Nous les avons surpris
La phrase suivante est un échantillon spectaculaire d’Olmertisme : « Nous les avons surpris. L’arrière a persévéré. » Le Premier ministre sait trop bien que l’arrière n’a pas persévéré. L’arrière est parti vers le sud, ce qui était légitime. Ceux qui ont persévéré, ce sont ceux qui n’avaient nulle part où aller. D’une manière générale, l’arrière a persévéré à la manière dont n’importe quel arrière persévère, dans n’importe quel pays, n’importe quelle guerre, que ce soit ici, au Liban, en Irak, à Londres, Hambourg, Sarajevo ou Tyr. Que peut-il faire d’autre, l’arrière ? Ceux qui peuvent fuir le font et ceux qui ne le peuvent pas « persévèrent ». Le Premier ministre sait trop bien aussi que personne n’a fait le moindre effort pour évaluer le degré de préparation de l’arrière à la « persévérance » à laquelle il s’est vu forcer. Mais maintenant, au lieu de demander pardon à l’arrière, il essaie de recourir à des doses exagérées de flatterie.
Poursuivons. Dans l’idée d’étayer son argument de victoire, le Premier ministre a cité son ennemi : « Nasrallah dit simplement : si j’avais su que telle en aurait été l’issue, je n’aurais pas donné l’ordre de démarrer la guerre. » N’est-ce pas merveilleux ? A l’heure où le Premier ministre tirait vanité de ces paroles, des dizaines de milliers de soldats et de civils espéraient qu’Olmert soit celui qui dirait simplement : « Si j’avais su que telle aurait été l’issue de la guerre, je n’aurais pas donné l’ordre de la démarrer ». Mais il semble qu’Olmert abandonne ces simples mots à Nasrallah, préférant davantage de circonlocutions.
La partie la plus amusante est assurément celle où Olmert tente d’expliquer pourquoi une commission d’enquête officielle était inappropriée : elle sera longue, paralysante, elle va accaparer des procureurs, c’est un luxe, c’est effectivement une « solution séduisante » mais ce n’est « pas ce dont le pays a besoin... ».
Pas depuis Louis XIV
Depuis Louis XIV, qui a dit « L’Etat, c’est moi », aucun chef d’état n’a manifesté monarchie si absolue. Autrement dit, ce dont il n’a pas besoin, l’Etat n’en a pas besoin non plus.

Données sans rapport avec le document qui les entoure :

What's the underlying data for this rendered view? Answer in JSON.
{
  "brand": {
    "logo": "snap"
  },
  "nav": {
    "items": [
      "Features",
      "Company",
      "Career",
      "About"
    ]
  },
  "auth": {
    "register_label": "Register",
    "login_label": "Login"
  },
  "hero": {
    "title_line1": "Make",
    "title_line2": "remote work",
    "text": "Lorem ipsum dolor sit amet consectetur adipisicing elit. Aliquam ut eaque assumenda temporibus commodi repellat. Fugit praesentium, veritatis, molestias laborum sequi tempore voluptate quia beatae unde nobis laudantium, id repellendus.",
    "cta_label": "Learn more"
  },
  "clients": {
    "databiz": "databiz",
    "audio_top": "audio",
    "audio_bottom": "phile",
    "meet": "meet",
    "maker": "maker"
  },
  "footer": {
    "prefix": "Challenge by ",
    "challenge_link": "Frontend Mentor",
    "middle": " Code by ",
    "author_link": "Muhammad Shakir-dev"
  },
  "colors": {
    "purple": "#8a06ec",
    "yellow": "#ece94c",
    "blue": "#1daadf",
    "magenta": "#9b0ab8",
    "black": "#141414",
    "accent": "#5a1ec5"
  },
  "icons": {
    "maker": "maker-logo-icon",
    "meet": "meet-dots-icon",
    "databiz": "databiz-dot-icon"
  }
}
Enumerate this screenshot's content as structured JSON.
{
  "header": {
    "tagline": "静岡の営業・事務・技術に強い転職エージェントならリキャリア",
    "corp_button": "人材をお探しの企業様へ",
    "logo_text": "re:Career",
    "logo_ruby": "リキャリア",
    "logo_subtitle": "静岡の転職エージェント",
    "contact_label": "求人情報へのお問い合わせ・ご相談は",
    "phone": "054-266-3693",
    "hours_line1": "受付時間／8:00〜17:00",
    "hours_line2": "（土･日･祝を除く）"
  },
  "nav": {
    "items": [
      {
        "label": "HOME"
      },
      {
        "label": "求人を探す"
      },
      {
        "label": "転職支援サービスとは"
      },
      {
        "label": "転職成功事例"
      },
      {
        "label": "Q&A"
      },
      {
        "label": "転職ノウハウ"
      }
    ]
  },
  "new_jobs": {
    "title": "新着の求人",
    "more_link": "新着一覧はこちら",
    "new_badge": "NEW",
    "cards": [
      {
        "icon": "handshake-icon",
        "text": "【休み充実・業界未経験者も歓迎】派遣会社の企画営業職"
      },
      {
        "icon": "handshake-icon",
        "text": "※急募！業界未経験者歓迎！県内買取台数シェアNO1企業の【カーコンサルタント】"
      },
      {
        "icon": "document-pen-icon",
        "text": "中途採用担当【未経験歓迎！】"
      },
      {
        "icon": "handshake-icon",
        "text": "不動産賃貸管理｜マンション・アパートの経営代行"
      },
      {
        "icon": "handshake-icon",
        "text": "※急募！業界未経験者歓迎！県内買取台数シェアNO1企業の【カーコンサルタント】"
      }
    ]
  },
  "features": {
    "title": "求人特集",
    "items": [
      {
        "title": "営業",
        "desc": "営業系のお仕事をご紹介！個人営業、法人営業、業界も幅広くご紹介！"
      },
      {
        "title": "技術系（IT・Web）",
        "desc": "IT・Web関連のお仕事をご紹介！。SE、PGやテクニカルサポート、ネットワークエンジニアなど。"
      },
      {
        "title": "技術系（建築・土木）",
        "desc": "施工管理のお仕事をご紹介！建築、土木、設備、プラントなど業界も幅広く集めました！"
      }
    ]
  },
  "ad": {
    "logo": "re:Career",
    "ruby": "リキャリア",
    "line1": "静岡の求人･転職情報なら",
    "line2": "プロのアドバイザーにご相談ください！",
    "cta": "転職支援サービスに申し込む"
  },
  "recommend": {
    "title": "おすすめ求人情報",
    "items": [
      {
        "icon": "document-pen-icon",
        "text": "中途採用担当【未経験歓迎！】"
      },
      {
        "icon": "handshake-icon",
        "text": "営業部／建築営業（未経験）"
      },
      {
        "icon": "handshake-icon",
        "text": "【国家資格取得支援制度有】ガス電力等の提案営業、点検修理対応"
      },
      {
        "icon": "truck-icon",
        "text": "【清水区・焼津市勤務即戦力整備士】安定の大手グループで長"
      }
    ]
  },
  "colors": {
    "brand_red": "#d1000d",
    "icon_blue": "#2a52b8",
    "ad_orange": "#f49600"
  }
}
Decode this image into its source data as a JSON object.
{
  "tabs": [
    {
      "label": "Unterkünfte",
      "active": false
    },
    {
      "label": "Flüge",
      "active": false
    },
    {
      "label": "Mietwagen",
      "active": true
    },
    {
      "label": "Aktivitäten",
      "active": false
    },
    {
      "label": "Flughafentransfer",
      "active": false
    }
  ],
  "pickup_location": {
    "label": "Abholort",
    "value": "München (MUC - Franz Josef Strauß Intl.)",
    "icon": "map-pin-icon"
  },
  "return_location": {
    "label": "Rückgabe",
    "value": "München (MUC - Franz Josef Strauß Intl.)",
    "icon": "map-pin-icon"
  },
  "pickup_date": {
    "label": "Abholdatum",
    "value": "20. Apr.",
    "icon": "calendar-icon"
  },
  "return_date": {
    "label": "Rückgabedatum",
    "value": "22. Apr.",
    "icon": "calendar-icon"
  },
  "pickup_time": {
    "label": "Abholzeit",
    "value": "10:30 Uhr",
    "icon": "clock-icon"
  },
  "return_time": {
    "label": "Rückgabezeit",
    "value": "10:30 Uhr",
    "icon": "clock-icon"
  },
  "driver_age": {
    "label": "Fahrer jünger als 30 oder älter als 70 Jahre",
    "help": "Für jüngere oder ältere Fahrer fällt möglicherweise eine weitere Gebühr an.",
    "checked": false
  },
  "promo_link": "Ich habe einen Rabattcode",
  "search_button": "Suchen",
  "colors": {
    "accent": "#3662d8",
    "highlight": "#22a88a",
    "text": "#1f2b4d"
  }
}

Puis est arrivé l’ultime sensiblerie de ‘procureur’, la marque d’une manipulation pathétique : « Chacun d’entre vous, la main sur le cœur, sait en son for intérieur que ce n’est pas cela qui arrangera les défauts ». Chacun - qu’il mette ou non la main sur le cœur - sait parfaitement bien que lorsqu’un procureur recourt à de si maigres astuces, c’est un signe de la grande détresse où il se trouve.
Une dernière phrase pour la fin - et elle ne pourrait être plus révélatrice : « L’armée devrait être contrôlée à la manière dont une société civile démocratique contrôle son armée. Il en va de même pour nous, l’échelon politique ». Selon le Premier ministre, une commission d’enquête officielle n’est pas civile et n’est pas non plus démocratique. D’après lui, seules des commissions d’examen aux dents émoussées, sans la moindre autorité et financées par ceux-là même qui font l’objet de l’enquête, conviennent à l’examen d’une « société civile démocratique ».
Pour résumer, nous reviendrons comme promis à la première phrase : « La responsabilité de la guerre est toute entière la mienne ». Mais alors, nul besoin d’enquête. La personne responsable a été trouvée. Et pour respecter la tradition juive qui veut que « celui qui avoue (des péchés) et y renonce, obtiendra miséricorde », il faudrait lui dire : vous avez avoué ? Très bien. Maintenant démissionnez. Après, seulement, vous aurez droit à la clémence.